Hassan Muamer et ses amis savaient qu’ils assistaient à la création d’un nouvel avant-poste, des campements souvent rudimentaires, illégaux selon le droit israélien mais qui sont souvent légalisés plus tard pour donner lieu à de véritables colonies.
« Nous avons vu cela se produire dans tous les villages alentours et dans toute la Palestine. Nous savions que si nous ne faisions rien pour les arrêter immédiatement, nous perdrions cette terre à jamais. »
Un site du patrimoine mondial en péril de l’UNESCO
Cette terre, nichée dans les collines verdoyantes de Battir, entre Jérusalem et Bethléem, et qui abrite quelque 5 000 Palestiniens, revêt une importance particulière. Les anciennes terrasses creusées dans les collines couvertes de milliers d’oliviers et d’amandiers sont protégées par l’UNESCO.

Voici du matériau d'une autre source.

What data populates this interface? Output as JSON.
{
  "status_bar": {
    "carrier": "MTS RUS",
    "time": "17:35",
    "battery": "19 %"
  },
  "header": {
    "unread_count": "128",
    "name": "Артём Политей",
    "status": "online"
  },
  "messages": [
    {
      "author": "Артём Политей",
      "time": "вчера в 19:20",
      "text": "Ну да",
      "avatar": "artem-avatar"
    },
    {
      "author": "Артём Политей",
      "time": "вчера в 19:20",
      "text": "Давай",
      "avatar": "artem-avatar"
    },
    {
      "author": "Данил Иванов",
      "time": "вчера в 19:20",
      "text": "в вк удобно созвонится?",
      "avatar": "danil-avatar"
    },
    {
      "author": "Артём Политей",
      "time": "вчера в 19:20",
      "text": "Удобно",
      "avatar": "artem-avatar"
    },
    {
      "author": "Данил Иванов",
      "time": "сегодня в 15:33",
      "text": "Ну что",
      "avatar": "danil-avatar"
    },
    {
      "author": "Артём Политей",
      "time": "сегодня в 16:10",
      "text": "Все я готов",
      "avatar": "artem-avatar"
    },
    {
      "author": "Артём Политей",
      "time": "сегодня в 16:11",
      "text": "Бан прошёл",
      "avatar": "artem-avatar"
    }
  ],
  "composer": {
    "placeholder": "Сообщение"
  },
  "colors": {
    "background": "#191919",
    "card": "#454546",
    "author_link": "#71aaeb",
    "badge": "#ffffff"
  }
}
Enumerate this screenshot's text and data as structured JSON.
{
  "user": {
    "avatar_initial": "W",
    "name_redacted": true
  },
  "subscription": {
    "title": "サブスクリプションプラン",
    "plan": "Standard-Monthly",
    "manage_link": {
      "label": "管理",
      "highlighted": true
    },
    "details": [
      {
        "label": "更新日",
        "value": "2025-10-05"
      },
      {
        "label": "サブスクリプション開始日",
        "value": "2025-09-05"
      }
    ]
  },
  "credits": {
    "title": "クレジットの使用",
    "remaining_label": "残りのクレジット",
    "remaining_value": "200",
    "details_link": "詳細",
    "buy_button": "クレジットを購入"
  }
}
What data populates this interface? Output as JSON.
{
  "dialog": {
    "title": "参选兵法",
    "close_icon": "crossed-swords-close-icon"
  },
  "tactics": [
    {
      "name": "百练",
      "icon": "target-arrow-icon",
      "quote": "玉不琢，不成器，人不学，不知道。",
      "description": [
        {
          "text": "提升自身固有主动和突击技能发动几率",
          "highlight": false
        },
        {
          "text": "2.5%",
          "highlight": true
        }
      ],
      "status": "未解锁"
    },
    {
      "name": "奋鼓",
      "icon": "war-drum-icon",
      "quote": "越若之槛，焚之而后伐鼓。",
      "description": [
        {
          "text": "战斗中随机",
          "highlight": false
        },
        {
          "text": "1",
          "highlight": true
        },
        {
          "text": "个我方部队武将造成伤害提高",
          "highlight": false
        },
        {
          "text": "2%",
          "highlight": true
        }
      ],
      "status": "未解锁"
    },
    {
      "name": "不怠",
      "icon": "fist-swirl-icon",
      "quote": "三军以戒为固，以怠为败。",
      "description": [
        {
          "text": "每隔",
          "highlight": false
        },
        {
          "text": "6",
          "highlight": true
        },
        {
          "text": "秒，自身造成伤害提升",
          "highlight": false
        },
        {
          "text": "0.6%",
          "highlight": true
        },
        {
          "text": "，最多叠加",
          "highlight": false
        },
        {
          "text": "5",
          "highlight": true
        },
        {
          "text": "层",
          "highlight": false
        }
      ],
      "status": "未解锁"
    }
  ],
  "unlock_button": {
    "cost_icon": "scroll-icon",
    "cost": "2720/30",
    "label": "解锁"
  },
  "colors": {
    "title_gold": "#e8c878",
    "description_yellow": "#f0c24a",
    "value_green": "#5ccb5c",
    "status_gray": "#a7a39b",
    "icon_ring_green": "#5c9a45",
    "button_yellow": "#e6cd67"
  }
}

La ligne verte, la ligne d’armistice de 1948 séparant Israël des territoires palestiniens occupés, traverse une vallée qui se trouve au centre de Battir – la zone résidentielle du village est en Cisjordanie tandis que la majorité des terres agricoles est du côté israélien.
Le village est situé au milieu d’un couloir de colonies israéliennes qui s’étend du sud de Bethléem jusqu’à Jérusalem-Est occupée.
« Les membres de la communauté ont travaillé sans relâche pour obtenir cette reconnaissance de l’UNESCO, car nous espérions qu’elle permettrait à notre village d’éviter de subir le même sort que nos voisins »
- Hassan Muamer
À l’instar des villages voisins de Wadi Fukin, al-Walaja et Hussan, l’emplacement stratégique de Battir en fait la cible des colons et des autorités israéliennes depuis des années.
En vertu des accords d’Oslo, plus de 75 % du village est situé en zone C, qui est sous le contrôle total – sécuritaire et civil – d’Israël. Au début des années 2000, les autorités israéliennes ont émis plusieurs ordres militaires visant à saisir les terres de Battir à diverses fins, notamment la construction du mur de séparation.
« Pendant des années, nous avons lutté pour maintenir l’occupation hors de notre village », a déclaré Muamer à MEE.
« Battir est un beau village, riche en culture et en histoire ancienne », a-t-il ajouté en montrant les anciennes terrasses en pierre qui dévalent les collines du village. « Si nous laissions le mur ou les colons venir ici, tout serait détruit. »
En 2014, après des années d’efforts populaires et politiques, Battir a été reconnu comme un site du patrimoine mondial en péril de l’UNESCO pour ses terrasses cultivées et son système d’irrigation unique datant de l’époque romaine.
« Les membres de la communauté ont travaillé sans relâche pour obtenir cette reconnaissance de l’UNESCO, car nous espérions qu’elle permettrait à notre village d’éviter de subir le même sort que nos voisins », a expliqué Muamer.
Un an après la décision de l’UNESCO, la Cour suprême israélienne a décidé de geler les plans de l’État visant à construire une partie du mur de séparation à travers le centre de Battir – une formidable victoire pour les habitants.
« Nous sommes le seul village de Cisjordanie à avoir réussi à empêcher la construction du mur sur nos terres, a-t-il déclaré avec fierté. Cela a donné de l’espoir aux gens. »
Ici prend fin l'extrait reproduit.